Before opening a PR, invoke `superpowers:verification-before-completion`.
**Iron Law: no completion claims without fresh verification evidence.**

Run and confirm output for each of:
- All acceptance criteria checked off (read the spec, tick the boxes)
- Tests pass: `pnpm test` (or project equivalent) — paste fresh output
- Type check: `pnpm typecheck` — paste fresh output
- Lint: `pnpm lint` — paste fresh output

If any check fails, fix and re-verify. **Stale output from earlier in the
session is not acceptable** — code changed since then.

### 6. Hand off to pstack-pr

When implementation is done, suggest: "Ready to open PR? Run `/pstack-pr`."

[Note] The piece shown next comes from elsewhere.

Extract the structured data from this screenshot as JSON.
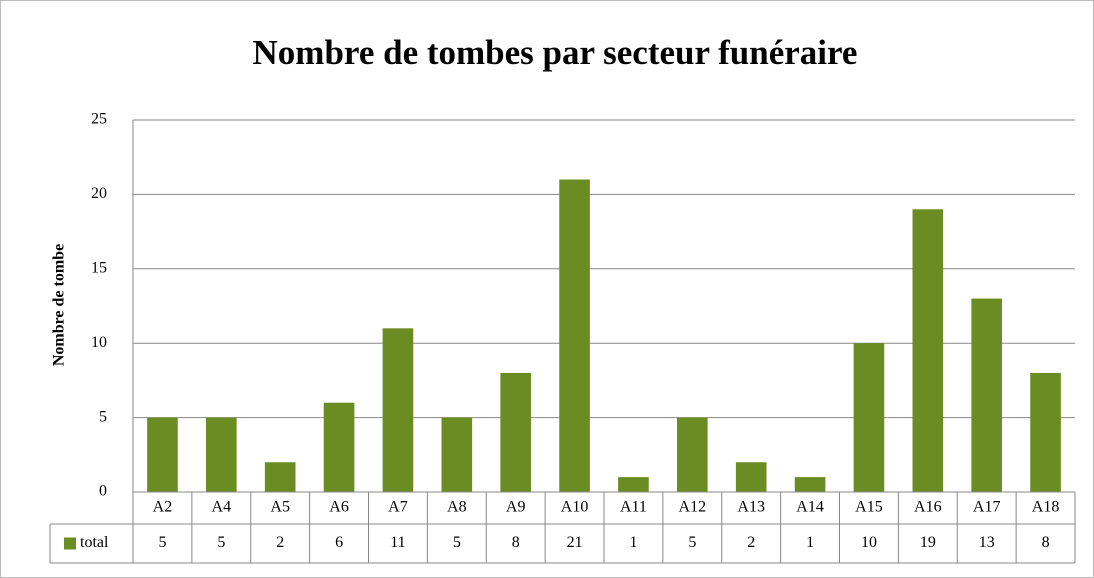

If this PR includes the spec-freeze commit (first story for an Epic), call
that out so the reviewer knows what they're looking at: "PR includes the
frozen spec at `docs/specs/<name>.md` — first story for Epic #N."

## GitNexus integration

In Step 3 (pre-implementation context check), if GitNexus is running, query
callers for the files referenced in the issue's "Files likely to touch":

```bash
if GITNEXUS=$(${CLAUDE_SKILL_DIR}/../../scripts/gitnexus-check.sh); then
  for file in <files-from-issue>; do
    ${CLAUDE_SKILL_DIR}/../../scripts/gitnexus-query.sh callers "$file" 2>/dev/null || true
  done
fi
```

Surface the results to the developer before editing. If a file has >10
inbound callers, flag it as "high blast radius — read the spec carefully
and consider whether this change should be split."

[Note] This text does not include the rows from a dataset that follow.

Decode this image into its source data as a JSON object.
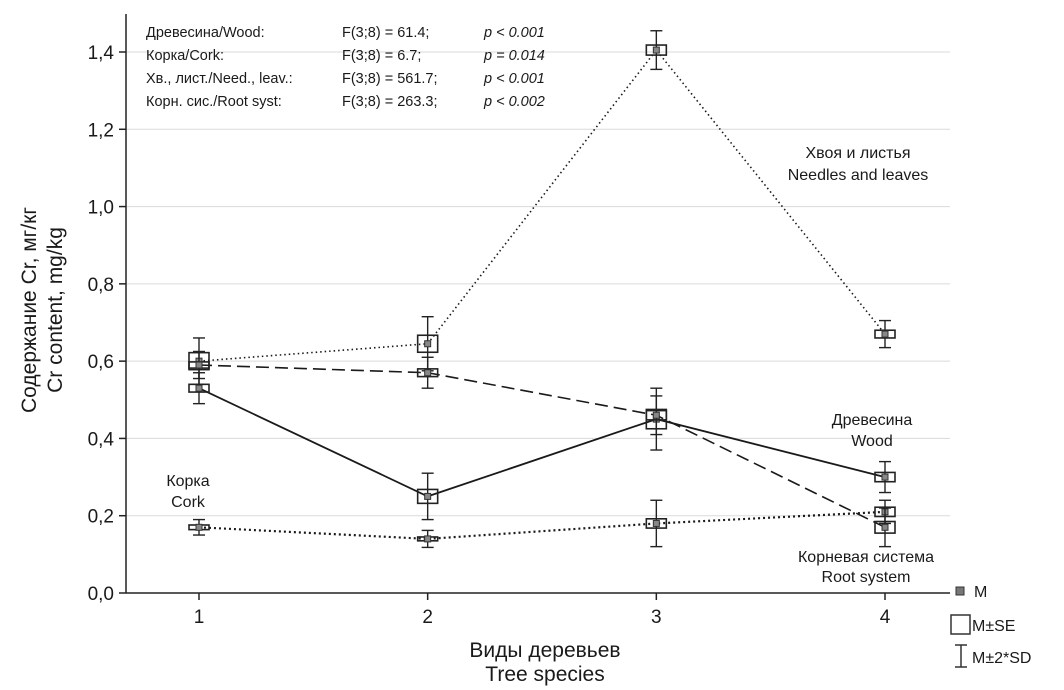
{
  "chart_data": {
    "type": "line",
    "xlabel": "Виды деревьев",
    "xlabel_en": "Tree species",
    "ylabel": "Содержание Cr, мг/кг",
    "ylabel_en": "Cr content, mg/kg",
    "x": [
      1,
      2,
      3,
      4
    ],
    "x_tick_labels": [
      "1",
      "2",
      "3",
      "4"
    ],
    "y_tick_labels": [
      "0,0",
      "0,2",
      "0,4",
      "0,6",
      "0,8",
      "1,0",
      "1,2",
      "1,4"
    ],
    "ylim": [
      0,
      1.45
    ],
    "grid": "horizontal",
    "series": [
      {
        "name": "Древесина/Wood",
        "line": "solid",
        "values": [
          0.53,
          0.25,
          0.45,
          0.3
        ],
        "se": [
          0.01,
          0.018,
          0.025,
          0.012
        ],
        "sd2": [
          0.04,
          0.06,
          0.08,
          0.04
        ]
      },
      {
        "name": "Корка/Cork",
        "line": "dotted",
        "values": [
          0.17,
          0.14,
          0.18,
          0.21
        ],
        "se": [
          0.006,
          0.005,
          0.012,
          0.012
        ],
        "sd2": [
          0.02,
          0.022,
          0.06,
          0.03
        ]
      },
      {
        "name": "Хв., лист./Need., leav.",
        "line": "dotted-sparse",
        "values": [
          0.6,
          0.645,
          1.405,
          0.67
        ],
        "se": [
          0.022,
          0.022,
          0.013,
          0.01
        ],
        "sd2": [
          0.06,
          0.07,
          0.05,
          0.035
        ]
      },
      {
        "name": "Корн. сис./Root syst",
        "line": "dashed",
        "values": [
          0.59,
          0.57,
          0.46,
          0.17
        ],
        "se": [
          0.008,
          0.01,
          0.012,
          0.015
        ],
        "sd2": [
          0.035,
          0.04,
          0.05,
          0.05
        ]
      }
    ],
    "stats": [
      {
        "label": "Древесина/Wood:",
        "f": "F(3;8) = 61.4;",
        "p": "p < 0.001"
      },
      {
        "label": "Корка/Cork:",
        "f": "F(3;8) = 6.7;",
        "p": "p = 0.014"
      },
      {
        "label": "Хв., лист./Need., leav.:",
        "f": "F(3;8) = 561.7;",
        "p": "p < 0.001"
      },
      {
        "label": "Корн. сис./Root syst:",
        "f": "F(3;8) = 263.3;",
        "p": "p < 0.002"
      }
    ],
    "annotations": {
      "needles_ru": "Хвоя и листья",
      "needles_en": "Needles and leaves",
      "wood_ru": "Древесина",
      "wood_en": "Wood",
      "cork_ru": "Корка",
      "cork_en": "Cork",
      "root_ru": "Корневая система",
      "root_en": "Root system"
    },
    "legend": {
      "position": "bottom-right",
      "items": [
        "M",
        "M±SE",
        "M±2*SD"
      ]
    }
  }
}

If GitNexus is unreachable, fall back to `grep -r "<symbol>" <project>/`
for the most-relevant exports.

## Do not

- Do not auto-merge.
- Do not commit speculative changes outside the issue's scope. If you discover
  related issues, file them with `pstack-issue` and continue.
- Do not modify the Epic body to match `docs/specs/<name>.md` after freeze.
  They're allowed to diverge; the spec snapshot captures intent at
  implementation time. Refinements happen in the Epic body and land in
  future stories' freezes (or never — the snapshot is the source of truth
  for what was built).
- Do not skip `superpowers:verification-before-completion` in Step 5. Claiming
  work is complete without evidence is dishonesty, not efficiency.
- Do not patch around unexpected failures without root cause analysis
  (`superpowers:systematic-debugging` or gstack `/investigate`).